The man further claims in the 12-page suit that Aboff’s failed to pay him and other manual workers not later than seven calendar days after the end of the week in which the pay was earned, in accordance with New York’s labor law.
Aboff’s, a paint and painting supplies retailer with more than 30 locations throughout New York’s Nassau and Suffolk counties, employs drivers, store clerks and other workers involved in the transportation and shipment of products, the lawsuit relays. Per the suit, the plaintiff was diagnosed with colon cancer in April 2019, after which he “promptly notified” the defendant of his diagnosis and need for medical leave to undergo several surgeries and treatment.
Per the complaint, the plaintiff began his medical leave, a protected activity under federal and state law, in May 2019 and kept his employer informed about the status of his disability. The man claims he “repeatedly advised” an Aboff’s general manager in September 2019 of his ability to return to work and expected date of his return.
In response, the manager, the lawsuit alleges, “criticized Plaintiff for certain absences directly related to his cancer treatment” and “callously questioned” whether the company would allow him to return to work due to his medical absences.

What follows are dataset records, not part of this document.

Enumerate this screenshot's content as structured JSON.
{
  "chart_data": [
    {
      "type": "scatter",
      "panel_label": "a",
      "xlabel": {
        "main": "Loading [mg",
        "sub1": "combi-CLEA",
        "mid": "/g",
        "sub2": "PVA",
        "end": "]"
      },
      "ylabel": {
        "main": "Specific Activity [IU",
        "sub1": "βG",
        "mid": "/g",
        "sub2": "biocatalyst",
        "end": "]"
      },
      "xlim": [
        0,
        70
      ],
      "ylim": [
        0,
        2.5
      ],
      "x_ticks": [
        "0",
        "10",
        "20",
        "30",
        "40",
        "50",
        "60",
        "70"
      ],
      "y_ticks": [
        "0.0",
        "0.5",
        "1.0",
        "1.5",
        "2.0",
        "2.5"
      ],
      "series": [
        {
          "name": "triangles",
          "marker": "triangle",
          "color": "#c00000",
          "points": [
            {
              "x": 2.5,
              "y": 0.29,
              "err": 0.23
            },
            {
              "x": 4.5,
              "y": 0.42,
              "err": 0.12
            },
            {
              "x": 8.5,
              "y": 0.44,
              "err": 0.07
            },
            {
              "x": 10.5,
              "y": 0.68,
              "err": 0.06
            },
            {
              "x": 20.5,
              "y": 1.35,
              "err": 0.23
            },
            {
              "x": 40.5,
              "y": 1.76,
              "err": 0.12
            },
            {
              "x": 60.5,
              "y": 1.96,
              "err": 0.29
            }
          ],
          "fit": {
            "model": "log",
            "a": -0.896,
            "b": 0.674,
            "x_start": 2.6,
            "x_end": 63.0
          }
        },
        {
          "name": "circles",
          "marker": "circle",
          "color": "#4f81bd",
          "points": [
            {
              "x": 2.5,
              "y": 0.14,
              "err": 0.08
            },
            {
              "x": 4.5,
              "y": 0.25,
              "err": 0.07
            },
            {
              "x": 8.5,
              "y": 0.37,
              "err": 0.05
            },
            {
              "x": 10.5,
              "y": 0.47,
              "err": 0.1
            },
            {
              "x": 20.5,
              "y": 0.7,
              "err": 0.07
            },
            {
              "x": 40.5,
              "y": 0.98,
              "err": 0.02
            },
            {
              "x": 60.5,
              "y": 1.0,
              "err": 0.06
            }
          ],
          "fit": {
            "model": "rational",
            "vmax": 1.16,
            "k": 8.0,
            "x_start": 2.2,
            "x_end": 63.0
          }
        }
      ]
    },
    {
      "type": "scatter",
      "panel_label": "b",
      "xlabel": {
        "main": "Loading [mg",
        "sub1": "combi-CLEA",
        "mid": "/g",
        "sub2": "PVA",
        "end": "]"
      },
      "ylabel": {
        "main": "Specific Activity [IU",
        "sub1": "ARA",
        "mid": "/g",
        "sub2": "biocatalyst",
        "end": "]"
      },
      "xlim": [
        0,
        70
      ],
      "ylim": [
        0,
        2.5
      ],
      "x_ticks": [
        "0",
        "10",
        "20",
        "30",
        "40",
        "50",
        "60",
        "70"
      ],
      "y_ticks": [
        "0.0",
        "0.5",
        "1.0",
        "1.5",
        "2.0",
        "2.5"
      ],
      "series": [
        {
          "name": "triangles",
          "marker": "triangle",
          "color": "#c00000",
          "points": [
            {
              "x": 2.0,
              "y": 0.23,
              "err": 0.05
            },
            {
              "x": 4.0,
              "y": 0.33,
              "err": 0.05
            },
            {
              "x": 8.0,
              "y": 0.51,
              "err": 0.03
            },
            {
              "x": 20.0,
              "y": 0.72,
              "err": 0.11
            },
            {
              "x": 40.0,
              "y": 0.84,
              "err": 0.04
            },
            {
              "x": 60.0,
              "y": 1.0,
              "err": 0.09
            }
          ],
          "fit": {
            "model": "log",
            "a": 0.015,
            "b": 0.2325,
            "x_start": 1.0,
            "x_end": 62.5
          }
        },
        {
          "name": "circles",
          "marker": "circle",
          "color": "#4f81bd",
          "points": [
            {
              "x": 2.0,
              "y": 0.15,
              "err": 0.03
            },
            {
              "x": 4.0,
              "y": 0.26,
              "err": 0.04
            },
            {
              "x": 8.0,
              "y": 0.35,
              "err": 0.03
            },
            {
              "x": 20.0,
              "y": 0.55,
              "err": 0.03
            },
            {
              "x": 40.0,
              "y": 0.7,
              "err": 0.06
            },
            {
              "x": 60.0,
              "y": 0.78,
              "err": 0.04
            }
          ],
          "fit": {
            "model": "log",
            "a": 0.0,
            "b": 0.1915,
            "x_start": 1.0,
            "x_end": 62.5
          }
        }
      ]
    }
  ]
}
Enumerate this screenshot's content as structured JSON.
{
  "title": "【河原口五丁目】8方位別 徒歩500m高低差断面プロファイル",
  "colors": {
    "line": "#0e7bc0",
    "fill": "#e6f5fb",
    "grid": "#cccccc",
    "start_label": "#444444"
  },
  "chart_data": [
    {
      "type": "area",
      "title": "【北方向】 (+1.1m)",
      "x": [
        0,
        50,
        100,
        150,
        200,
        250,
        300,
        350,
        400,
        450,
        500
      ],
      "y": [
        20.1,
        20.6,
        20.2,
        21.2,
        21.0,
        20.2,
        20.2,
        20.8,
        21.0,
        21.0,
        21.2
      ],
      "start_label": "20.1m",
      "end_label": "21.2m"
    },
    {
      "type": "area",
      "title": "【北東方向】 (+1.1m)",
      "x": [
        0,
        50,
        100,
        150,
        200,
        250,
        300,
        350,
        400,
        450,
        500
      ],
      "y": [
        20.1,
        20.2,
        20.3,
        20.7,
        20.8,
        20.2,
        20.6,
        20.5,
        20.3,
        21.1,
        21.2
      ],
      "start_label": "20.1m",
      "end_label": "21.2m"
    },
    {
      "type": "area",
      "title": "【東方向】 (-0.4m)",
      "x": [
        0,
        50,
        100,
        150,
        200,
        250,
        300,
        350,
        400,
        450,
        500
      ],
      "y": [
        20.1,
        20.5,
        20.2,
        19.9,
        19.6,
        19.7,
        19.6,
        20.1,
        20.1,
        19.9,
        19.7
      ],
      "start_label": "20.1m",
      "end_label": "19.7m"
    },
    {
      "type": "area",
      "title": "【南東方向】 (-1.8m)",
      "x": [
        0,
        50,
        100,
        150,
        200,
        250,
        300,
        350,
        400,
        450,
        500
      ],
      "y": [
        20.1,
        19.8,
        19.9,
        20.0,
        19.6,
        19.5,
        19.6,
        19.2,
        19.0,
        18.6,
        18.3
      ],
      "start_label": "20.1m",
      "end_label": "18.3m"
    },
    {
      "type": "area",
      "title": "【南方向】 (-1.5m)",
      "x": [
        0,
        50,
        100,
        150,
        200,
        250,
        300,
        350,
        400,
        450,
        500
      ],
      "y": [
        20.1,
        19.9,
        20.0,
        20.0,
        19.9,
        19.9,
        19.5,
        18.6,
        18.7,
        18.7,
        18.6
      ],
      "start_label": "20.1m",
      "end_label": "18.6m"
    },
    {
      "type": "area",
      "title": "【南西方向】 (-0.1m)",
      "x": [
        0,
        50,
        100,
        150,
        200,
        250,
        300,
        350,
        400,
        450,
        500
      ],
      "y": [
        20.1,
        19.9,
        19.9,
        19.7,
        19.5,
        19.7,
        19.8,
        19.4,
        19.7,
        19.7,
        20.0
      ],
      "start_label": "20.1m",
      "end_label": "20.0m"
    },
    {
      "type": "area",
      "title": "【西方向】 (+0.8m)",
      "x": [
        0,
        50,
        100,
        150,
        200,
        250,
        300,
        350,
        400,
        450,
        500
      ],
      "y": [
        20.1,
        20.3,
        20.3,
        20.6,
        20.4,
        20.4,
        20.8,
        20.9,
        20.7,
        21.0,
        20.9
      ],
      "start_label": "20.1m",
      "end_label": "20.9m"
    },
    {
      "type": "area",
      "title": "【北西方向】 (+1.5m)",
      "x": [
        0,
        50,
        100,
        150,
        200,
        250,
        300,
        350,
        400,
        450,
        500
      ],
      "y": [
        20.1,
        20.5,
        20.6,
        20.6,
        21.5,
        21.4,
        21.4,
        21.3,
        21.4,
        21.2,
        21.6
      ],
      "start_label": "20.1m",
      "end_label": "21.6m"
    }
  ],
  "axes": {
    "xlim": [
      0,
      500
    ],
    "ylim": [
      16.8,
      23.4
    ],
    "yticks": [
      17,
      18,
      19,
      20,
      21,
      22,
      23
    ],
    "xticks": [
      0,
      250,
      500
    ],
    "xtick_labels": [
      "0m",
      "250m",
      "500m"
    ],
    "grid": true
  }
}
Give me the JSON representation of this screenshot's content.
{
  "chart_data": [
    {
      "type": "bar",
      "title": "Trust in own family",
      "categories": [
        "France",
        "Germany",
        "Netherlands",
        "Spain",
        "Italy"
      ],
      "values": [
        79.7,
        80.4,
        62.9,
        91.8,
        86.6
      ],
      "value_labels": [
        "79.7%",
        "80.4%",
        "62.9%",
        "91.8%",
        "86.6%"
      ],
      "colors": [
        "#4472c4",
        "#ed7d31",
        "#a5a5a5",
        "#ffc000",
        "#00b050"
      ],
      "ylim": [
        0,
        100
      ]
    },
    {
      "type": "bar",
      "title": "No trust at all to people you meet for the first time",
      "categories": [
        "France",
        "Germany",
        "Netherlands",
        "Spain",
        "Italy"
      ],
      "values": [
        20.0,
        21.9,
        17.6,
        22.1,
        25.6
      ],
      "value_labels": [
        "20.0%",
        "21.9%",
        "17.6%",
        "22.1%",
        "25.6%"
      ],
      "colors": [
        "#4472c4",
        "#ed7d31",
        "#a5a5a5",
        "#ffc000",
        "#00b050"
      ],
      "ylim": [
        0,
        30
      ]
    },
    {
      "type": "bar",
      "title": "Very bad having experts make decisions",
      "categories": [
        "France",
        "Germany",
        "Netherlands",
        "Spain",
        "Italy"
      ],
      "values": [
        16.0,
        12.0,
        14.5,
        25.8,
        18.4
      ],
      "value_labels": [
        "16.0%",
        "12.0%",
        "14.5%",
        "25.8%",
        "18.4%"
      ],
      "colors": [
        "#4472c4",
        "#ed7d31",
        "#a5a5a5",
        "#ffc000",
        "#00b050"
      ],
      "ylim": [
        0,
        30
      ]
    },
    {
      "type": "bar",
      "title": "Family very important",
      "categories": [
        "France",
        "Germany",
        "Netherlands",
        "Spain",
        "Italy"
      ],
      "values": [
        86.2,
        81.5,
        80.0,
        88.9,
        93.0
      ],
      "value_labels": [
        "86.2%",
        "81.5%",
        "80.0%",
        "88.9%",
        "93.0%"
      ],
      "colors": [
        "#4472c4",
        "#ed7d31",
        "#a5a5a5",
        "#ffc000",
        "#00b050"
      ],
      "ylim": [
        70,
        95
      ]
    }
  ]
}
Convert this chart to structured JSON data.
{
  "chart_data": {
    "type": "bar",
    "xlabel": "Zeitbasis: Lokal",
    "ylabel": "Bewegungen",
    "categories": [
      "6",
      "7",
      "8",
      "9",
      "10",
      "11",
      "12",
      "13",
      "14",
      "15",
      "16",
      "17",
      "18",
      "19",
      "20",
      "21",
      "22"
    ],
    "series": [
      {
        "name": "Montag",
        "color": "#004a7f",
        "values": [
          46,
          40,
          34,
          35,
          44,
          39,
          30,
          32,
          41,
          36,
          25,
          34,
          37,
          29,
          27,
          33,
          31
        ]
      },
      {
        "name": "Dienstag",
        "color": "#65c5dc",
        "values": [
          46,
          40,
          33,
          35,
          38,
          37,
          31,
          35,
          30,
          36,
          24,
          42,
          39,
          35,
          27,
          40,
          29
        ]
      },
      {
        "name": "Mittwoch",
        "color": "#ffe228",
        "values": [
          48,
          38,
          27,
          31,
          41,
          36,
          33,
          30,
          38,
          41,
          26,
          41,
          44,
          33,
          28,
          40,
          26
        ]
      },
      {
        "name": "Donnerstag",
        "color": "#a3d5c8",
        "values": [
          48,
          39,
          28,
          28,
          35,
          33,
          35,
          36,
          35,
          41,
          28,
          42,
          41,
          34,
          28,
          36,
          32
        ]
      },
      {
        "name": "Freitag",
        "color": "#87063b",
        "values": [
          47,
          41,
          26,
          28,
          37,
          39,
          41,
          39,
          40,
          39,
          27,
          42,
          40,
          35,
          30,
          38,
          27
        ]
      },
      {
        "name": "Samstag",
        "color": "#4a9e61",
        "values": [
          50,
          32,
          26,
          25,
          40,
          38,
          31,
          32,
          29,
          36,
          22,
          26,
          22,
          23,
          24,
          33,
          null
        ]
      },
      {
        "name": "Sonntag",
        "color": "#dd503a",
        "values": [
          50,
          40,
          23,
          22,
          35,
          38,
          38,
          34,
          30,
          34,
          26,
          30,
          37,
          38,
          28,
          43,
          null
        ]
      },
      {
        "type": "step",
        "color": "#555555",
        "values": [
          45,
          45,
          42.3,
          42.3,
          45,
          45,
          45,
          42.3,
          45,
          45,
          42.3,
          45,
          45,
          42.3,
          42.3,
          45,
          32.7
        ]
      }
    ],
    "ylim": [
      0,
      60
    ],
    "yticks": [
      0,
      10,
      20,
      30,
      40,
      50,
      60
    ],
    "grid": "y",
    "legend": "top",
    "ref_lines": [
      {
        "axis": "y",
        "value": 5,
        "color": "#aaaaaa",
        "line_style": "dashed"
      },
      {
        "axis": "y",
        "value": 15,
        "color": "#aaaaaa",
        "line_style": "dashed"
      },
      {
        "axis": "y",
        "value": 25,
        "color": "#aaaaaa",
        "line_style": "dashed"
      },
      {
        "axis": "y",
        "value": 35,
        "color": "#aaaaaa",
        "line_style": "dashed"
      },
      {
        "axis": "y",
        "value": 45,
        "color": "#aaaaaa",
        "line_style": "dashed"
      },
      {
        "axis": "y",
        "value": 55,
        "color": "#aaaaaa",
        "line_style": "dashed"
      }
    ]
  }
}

In October 2019, the plaintiff contacted the defendant’s human resources department to remind Aboff’s of his return to work in November and confirm receipt of a medical note, according to the case. The lawsuit says the plaintiff was terminated roughly an hour later.
According to the suit, Aboff’s overstepped the Americans with Disabilities Act and New York State Human Rights Law in terminating the plaintiff on the basis of his disability and retaliating against him for engaging in a protected activity, i.e., taking medical leave.
With regard to the plaintiff’s wage and hour allegations, the lawsuit claims the former Aboff’s employee worked as an hourly paid driver between March 2017 and October 2019. According to the plaintiff, he and other workers performed manual tasks “during the majority of their hours worked,” spending more than 25 percent of their total hours on such duties.
According to the case, however, Aboff’s paid manual workers by check every two weeks instead of “on a weekly basis and not later than seven calendar days after the end of the week in which the wages were earned.” The suit alleges that the painting store’s pay practices, which applied to all employees, violated the New York Labor Law.
The lawsuit looks to certify a class of anyone who works or worked for the defendant in New York within the past six years as an hourly paid driver and/or manual worker or similarly situated employee.